E, por causa duma necessidade inexplicável deste filme em se ater aos aspectos mundanos da carreira de Hoover, o filme dá-se ao luxo de pura e simplesmente esgotar o seu tempo. Assim, gasta infindáveis minutos com o rapto do bebé de Lindbergh – sem qualquer referência às crenças de Charles Lindbergh sobre a eugenia e o nazismo – juntamente com uma visão íntima sobre a vida pessoal de Hoover com a sua mãe e com o companheiro dele, o que garante ficarmos sem nada saber sobre o Partido dos Panteras Negras, ou sobre a vigilância e deportação de pessoas como Claudia Jones e C.L.R. James, ou sobre a culpabilidade nos assassínios de, digamos, Malcom X e Fred Hampton (para só falar destes). O Dr. King só aparece como antecedente pornográfico, a sua política e assassínio parecem ser irrelevantes. E a palavra "contra-informação" é referida no filme apenas uma vez mas não como o Programa de Contra Informação de Hoover e obviamente sem qualquer análise do impacto continuado desse programa. Portanto, claro que não podia existir qualquer referência ao envolvimento directo de Hoover nas tramóias incriminando negros radicais por crimes que não praticaram mas pelos quais alguns continuam encarcerados, ainda hoje, em 2011.

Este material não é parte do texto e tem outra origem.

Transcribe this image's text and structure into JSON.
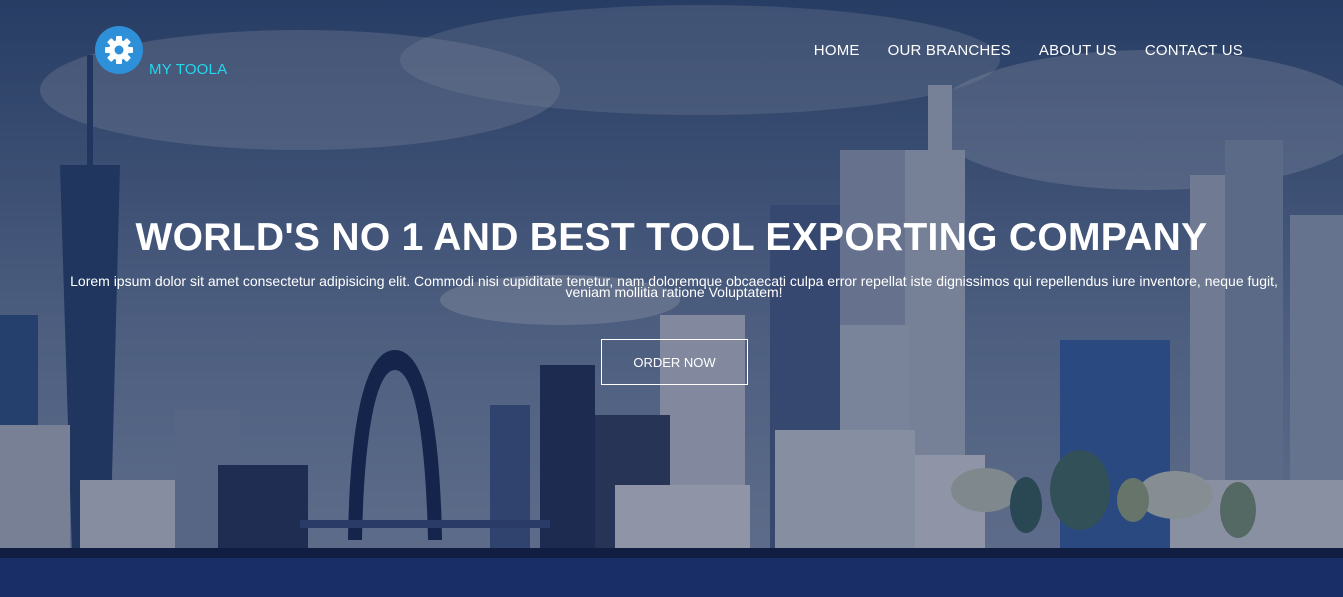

Muito em especial numa altura de poder policial militarista ampliado e de profundo encanto de um presidente imperialista, este filme representa um ataque violento contra a história com o objectivo de aterrorizar as audiências de hoje reforçando um medo irracional do estado ou uma justificação igualmente irracional para aquilo que o estado faz para sua própria preservação. Não se trata de um simples drama histórico, é um aviso flagrante para a actualidade. Os imigrantes e os radicais têm que ser vigiados, deportados, mortos ou aprisionados e tudo isso por uma boa razão, ou seja, os Estados Unidos.
06/Dezembro/2011
[*] Autor de Mix What I Like! A Mixtape Manifesto e é professor associado de estudos de comunicação na Morgan State University.